Fuel prices approach €2 per liter in Evros as Geopolitical Tensions Drive increases
Fuel prices in the region of Evros continue their upward trend, closely mirroring the national average, with the cost of unleaded petrol nearing €2 per liter. The increase marks the second significant hike in recent weeks, driven largely by escalating geopolitical tensions in the Middle East.
According to the latest data from the Fuel Price Observatory, the average national price for 95-octane unleaded petrol rose to €1.767 per liter on June 22, up from €1.737 on June 13. Meanwhile, 100-octane unleaded petrol climbed to €1.970, and diesel fuel reached €1.544 per liter.
In Evros specifically, the fuel prices as of June 22 were as follows:
- Unleaded 95: €1.758 (up from €1.751 on June 19)
- Unleaded 100: €1.970 (up from €1.967)
- Diesel: €1.529 (up from €1.503)
Impact of the Hormuz Strait Crisis
The recent price hikes are closely linked to increased instability in international energy markets following the Israeli attack on Iran, and more recently, the involvement of the United States.

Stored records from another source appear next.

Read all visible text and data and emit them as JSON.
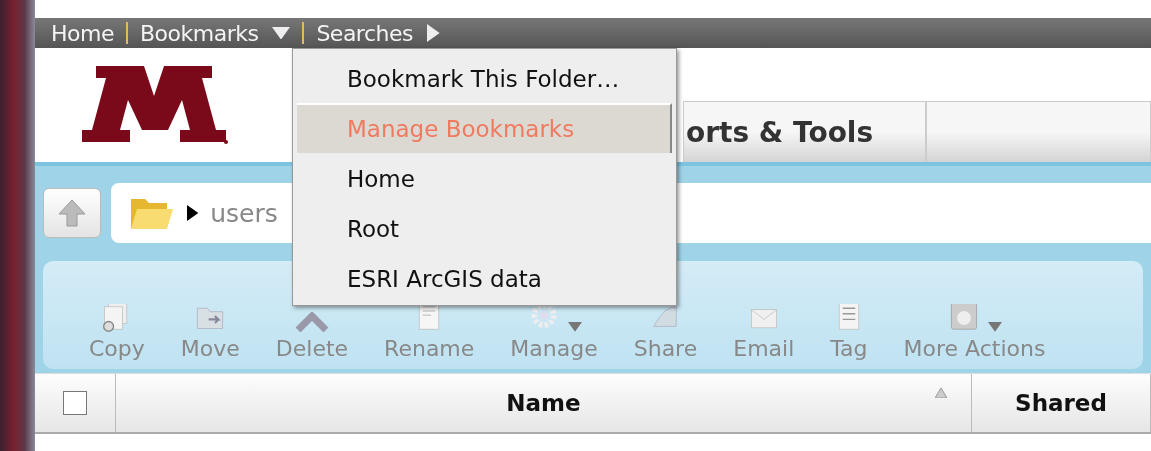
{
  "nav": {
    "items": [
      {
        "label": "Home",
        "kind": "link"
      },
      {
        "label": "Bookmarks",
        "kind": "dropdown",
        "expanded": true
      },
      {
        "label": "Searches",
        "kind": "submenu"
      }
    ]
  },
  "bookmarks_menu": {
    "items": [
      {
        "label": "Bookmark This Folder…",
        "selected": false
      },
      {
        "label": "Manage Bookmarks",
        "selected": true
      },
      {
        "label": "Home",
        "selected": false
      },
      {
        "label": "Root",
        "selected": false
      },
      {
        "label": "ESRI ArcGIS data",
        "selected": false
      }
    ]
  },
  "tabs": [
    {
      "label": "orts & Tools"
    }
  ],
  "path": {
    "segments": [
      "users"
    ]
  },
  "toolbar": {
    "buttons": [
      {
        "label": "Copy",
        "dropdown": false
      },
      {
        "label": "Move",
        "dropdown": false
      },
      {
        "label": "Delete",
        "dropdown": false
      },
      {
        "label": "Rename",
        "dropdown": false
      },
      {
        "label": "Manage",
        "dropdown": true
      },
      {
        "label": "Share",
        "dropdown": false
      },
      {
        "label": "Email",
        "dropdown": false
      },
      {
        "label": "Tag",
        "dropdown": false
      },
      {
        "label": "More Actions",
        "dropdown": true
      }
    ]
  },
  "table": {
    "select_all_checked": false,
    "columns": [
      {
        "label": "Name",
        "sorted": true
      },
      {
        "label": "Shared",
        "sorted": false
      }
    ]
  }
}
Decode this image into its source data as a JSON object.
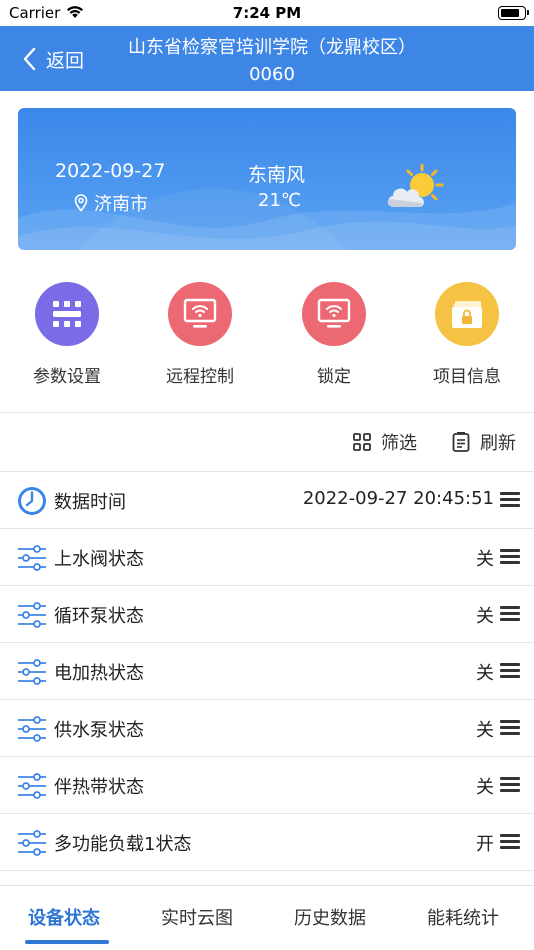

Analysts cite growing concerns over a possible closure of the Strait of Hormuz, a vital global shipping lane through which approximately 20 million barrels of crude oil and 20% of global LNG transit daily.
Any disruption to maritime traffic in this strategic region could lead to a chain reaction of global fuel price increases, with immediate consequences for Greek fuel and electricity markets.
Since the escalation of hostilities, wholesale gasoline prices have increased by €18 per cubic meter, and diesel by €36 per cubic meter. Market analysts anticipate a further increase of around 1.4 cents per liter for petrol and 3 cents for diesel, reflecting the volatile geopolitical developments.
Worst-Case Scenarios
Petroleum sector insiders warn that if Iran successfully blocks tanker access through the Strait, oil prices could soar to $130 per barrel, as projected by JPMorgan in its worst-case scenario. Such a development would have catastrophic implications not only for global markets but also for Iran itself, which exports 4 million barrels of oil daily, 3.5 million of which go to China.
Price Forecasts
Short-Term: Expected increase of €0.05 to €0.10 per liter for petrol.
Mid-Term: If the strait is closed, prices could surge by €0.30 or more per liter.
Domestic Impact: Households, businesses, and the transportation sector may face significantly higher energy costs.